In spite of a growing and healthy economy, New York is facing a multibillion-dollar budget shortfall, and concerned citizens deserve a straight accounting of what went wrong.
Gov. Andrew Cuomo has blamed a surge in Medicaid spending—but that was, at most, a contributing factor. What actually threw the budget out of balance was Cuomo’s own conduct over the past 18 months.
Instead of properly managing Medicaid, the state’s biggest and most important program, he subverted his own reforms, whitewashed official reports, withheld information from the Legislature and the public, flouted his constitutional duties and, worst of all, secretly delayed $1.7 billion in payments from one fiscal year to the next.
Those knowing and deliberate actions led directly to the state’s worst deficits since the Great Recession, including a $4 billion shortfall in the current budget and a projected gap of $6.1 billion for the fiscal year beginning April 1.
The blame for resulting crisis—and whatever pain is necessary to resolve it—belongs entirely to Cuomo and his administration.
New York’s version of Medicaid, a state-federal health plan for the poor and disabled, covers 6.5 million people. It’s notoriously unwieldy and expensive, with the highest per-capita spending rate of any state.
Cuomo pushed through significant reforms early in his term, including a “global cap” that limited the growth of Medicaid spending based on the medical inflation rate. His more recent management of the program, however, has been deceptive and reckless.
A big wrong turn came in the summer of 2018, when Medicaid spending began running hundreds of millions of dollars above expectations. Under the global cap law, the administration was obliged to issue a public warning about those overages and, if necessary, develop a cost-cutting plan to restore balance. The governor and his team did neither.
To the contrary, Cuomo went out of his way to make things worse. In a surprise order issued just before Election Day, his administration increased Medicaid rates for hospitals and nursing homes. That costly decision came shortly after an industry lobbying group, the Greater New York Hospital Association, donated more than $1 million to the state Democratic Party, which is under the governor’s sway.
Meanwhile, quarterly budget updates were showing that state Medicaid spending exceeded its cash-flow projections by $199 million through June 2018, $762 million through September, and $1.4 billion through December. Yet officials left the full-year spending total virtually unchanged, falsely signaling that they had the situation under control and expected to hit their budgeted targets.
Cuomo’s next opportunity to rectify the imbalance came during the state’s annual budget preparations. But the initial proposal he released in January—which the state Constitution requires to be balanced—pretended that the burgeoning deficit did not exist. It thus recommended an allocation for Medicaid that officials knew, or should have known, was much too low.
Cuomo and his team maintained their silence throughout the budget-making process, going so far as to postpone a month’s worth of Medicaid payments from late March to early April without public notice.
Thus, the Assembly and Senate debated and approved a budget that—unbeknownst to almost anyone—was $1.7 billion out of balance from the moment it passed. Plus, it failed to account for the higher rate of spending in the previous year, guaranteeing the deficit would mushroom further.
The administration finally disclosed the delay with a cryptic note buried in a budget report published in May, two months after the fact, which didn’t attract wide attention until July. The note confessed to having cooked Medicaid’s books in a similar manner, on a smaller scale, since 2015.

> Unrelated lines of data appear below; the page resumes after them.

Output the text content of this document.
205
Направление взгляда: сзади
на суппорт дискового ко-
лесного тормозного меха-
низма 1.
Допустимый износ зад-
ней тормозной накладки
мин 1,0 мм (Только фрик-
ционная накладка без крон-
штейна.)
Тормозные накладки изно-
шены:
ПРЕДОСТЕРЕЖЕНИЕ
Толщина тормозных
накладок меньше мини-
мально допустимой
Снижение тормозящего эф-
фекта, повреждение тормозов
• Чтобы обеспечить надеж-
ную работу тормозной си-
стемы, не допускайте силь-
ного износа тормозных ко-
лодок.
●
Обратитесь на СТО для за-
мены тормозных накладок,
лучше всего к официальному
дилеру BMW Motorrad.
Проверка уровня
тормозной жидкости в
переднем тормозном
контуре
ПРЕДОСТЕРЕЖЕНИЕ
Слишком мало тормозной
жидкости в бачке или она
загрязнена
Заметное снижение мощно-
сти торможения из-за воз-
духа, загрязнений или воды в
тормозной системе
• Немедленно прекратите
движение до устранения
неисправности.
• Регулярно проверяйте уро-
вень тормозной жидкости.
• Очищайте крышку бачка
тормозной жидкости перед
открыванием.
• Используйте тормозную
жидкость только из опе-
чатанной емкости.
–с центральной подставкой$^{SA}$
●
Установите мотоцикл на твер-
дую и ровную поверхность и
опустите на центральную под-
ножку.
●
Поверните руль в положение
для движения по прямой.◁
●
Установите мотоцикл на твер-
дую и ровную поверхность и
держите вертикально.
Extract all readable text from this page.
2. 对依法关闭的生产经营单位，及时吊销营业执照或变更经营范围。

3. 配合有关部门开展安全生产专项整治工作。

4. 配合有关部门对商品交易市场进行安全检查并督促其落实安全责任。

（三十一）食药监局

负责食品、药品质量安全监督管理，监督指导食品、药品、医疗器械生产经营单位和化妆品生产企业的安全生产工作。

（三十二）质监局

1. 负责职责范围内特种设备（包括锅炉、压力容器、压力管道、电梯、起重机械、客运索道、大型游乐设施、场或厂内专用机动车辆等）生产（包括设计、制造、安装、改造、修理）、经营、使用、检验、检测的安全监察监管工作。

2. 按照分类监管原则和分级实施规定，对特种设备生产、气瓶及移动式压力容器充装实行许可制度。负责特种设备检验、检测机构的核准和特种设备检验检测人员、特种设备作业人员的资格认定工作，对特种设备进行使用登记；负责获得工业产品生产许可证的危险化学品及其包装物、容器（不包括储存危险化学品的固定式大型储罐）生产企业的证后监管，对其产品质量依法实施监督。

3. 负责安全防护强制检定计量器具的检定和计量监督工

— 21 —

Even so, Cuomo and his budget aides did not come fully clean. They claimed that the payment delay “was done to limit spending to the global cap,” which was the opposite of its actual effect. They also failed to quantify the deficit they had manufactured or lay out a plan for correcting it.
The administration’s latest official statement puts the current-year deficit at $4 billion, a stunning 16 percent of the budgeted amount, which Cuomo says he will resolve by permanently “rescheduling” $2.2 billion in payments from March to April—a gimmicky move that sets a terrible precedent—and making $1.8 billion in yet-to-be-identified cuts.
Still, the misinformation keeps coming. Cuomo and his aides have recently attributed the crunch to changing federal aid formulas, the state’s rising minimum wage and increasing demand for long-term care—all of which is beside the point. Those long-term trends could and should have been addressed in the state budget, if only Cuomo hadn’t actively buried the truth for so long.
For its part, the Legislature so far has shown little grasp of what went wrong, let alone the stomach for holding Cuomo accountable. Leading Democrats are already bandying the idea of tax hikes to fill the hole, when the problem is entirely due to out-of-control spending rather than any shortage of revenue.
Closing the Medicaid deficit without undue harm to vulnerable recipients will require good-faith action based on an honest debate. Cuomo misled the state into this mess. He should stop trying to mislead his way out of it.